I want more time, he realized, the thought crystallizing with terrible clarity. Not just more years, but more moments like this—moments of unexpected joy, of connection, of meaning.
And that was the most terrifying realization of all. For a man who had spent his adult life preparing for an early death, who had carefully constructed a philosophy around the inevitability of his fate, the sudden desperate desire to live—truly live—was not just inconvenient.
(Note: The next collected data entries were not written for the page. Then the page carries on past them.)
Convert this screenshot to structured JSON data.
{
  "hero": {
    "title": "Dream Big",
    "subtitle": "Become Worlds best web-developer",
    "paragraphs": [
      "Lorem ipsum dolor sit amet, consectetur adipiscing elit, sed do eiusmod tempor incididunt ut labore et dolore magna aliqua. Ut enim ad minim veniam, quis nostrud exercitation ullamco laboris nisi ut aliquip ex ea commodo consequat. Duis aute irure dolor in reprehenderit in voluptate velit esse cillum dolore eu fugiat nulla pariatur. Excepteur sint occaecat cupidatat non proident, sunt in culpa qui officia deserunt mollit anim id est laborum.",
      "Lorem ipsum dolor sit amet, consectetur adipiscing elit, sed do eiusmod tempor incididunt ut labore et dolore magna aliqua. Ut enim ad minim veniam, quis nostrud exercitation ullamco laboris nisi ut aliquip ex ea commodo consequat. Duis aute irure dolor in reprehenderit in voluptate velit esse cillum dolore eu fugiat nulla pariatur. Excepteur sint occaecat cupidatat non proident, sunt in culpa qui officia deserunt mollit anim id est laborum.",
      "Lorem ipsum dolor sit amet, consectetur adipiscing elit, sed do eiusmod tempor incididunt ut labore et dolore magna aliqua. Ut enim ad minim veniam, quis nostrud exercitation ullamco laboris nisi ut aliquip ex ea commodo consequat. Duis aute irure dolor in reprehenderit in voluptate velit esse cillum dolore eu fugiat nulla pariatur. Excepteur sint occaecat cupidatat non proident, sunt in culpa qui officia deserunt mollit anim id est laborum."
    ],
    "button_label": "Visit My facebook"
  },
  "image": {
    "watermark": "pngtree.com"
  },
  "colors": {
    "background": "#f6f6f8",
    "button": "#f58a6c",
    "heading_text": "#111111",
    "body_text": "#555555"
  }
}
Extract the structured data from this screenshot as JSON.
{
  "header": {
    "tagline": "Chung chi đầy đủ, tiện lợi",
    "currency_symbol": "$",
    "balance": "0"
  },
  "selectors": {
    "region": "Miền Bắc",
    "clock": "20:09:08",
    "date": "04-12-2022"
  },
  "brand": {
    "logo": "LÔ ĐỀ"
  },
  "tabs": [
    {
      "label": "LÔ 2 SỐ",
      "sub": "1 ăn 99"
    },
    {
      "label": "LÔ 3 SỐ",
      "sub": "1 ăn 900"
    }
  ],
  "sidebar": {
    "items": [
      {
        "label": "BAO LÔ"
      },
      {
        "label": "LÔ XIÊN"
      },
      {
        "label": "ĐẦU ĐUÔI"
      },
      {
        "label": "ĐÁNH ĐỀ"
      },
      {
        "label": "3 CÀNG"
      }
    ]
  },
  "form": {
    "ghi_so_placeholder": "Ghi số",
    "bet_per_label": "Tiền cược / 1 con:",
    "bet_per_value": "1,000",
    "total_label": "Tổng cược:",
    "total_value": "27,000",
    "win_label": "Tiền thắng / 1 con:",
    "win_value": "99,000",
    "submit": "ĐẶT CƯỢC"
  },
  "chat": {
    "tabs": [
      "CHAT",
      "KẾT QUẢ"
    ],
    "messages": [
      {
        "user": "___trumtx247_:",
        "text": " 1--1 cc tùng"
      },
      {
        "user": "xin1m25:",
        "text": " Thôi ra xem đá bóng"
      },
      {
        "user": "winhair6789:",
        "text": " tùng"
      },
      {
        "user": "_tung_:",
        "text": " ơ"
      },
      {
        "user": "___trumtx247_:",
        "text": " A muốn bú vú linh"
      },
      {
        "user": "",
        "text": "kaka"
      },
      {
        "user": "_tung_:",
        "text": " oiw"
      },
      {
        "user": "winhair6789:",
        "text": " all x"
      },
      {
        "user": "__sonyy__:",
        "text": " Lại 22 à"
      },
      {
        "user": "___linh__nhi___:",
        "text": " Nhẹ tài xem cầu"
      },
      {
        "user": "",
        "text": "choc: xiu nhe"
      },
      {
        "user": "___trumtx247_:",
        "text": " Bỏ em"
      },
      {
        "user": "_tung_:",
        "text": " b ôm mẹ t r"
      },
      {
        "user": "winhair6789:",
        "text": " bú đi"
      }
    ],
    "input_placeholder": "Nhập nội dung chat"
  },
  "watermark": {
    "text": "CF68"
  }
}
It was devastating.
Because wanting to live meant having something to lose. And the cruel irony of his cursed bloodline meant that loss was the only certainty.
Seven
Dominic heard her laugh first—light and melodic, carrying on the breeze like a forgotten melody.
He turned, and there she stood, June, illuminated by golden light that seemed to emanate from the very air around them. Saffron blooms stretched in every direction, a sea of yellow undulating gently under a sky painted with the fierce colors of sunset. His breath caught, not from fear or pain, but from the simple beauty of her.
"You found me," she said, her amber eyes bright with joy, her hair loose and flowing around her shoulders in a way he'd never seen before.
"I wasn't looking," he replied, though it felt like a lie. Had he not been searching for her all along?
She lifted her face to the setting sun, the golden light caressing her features, highlighting the gentle curve of her jaw, thedelicate arch of her neck. "Isn't it glorious? I've never seen anything so perfect."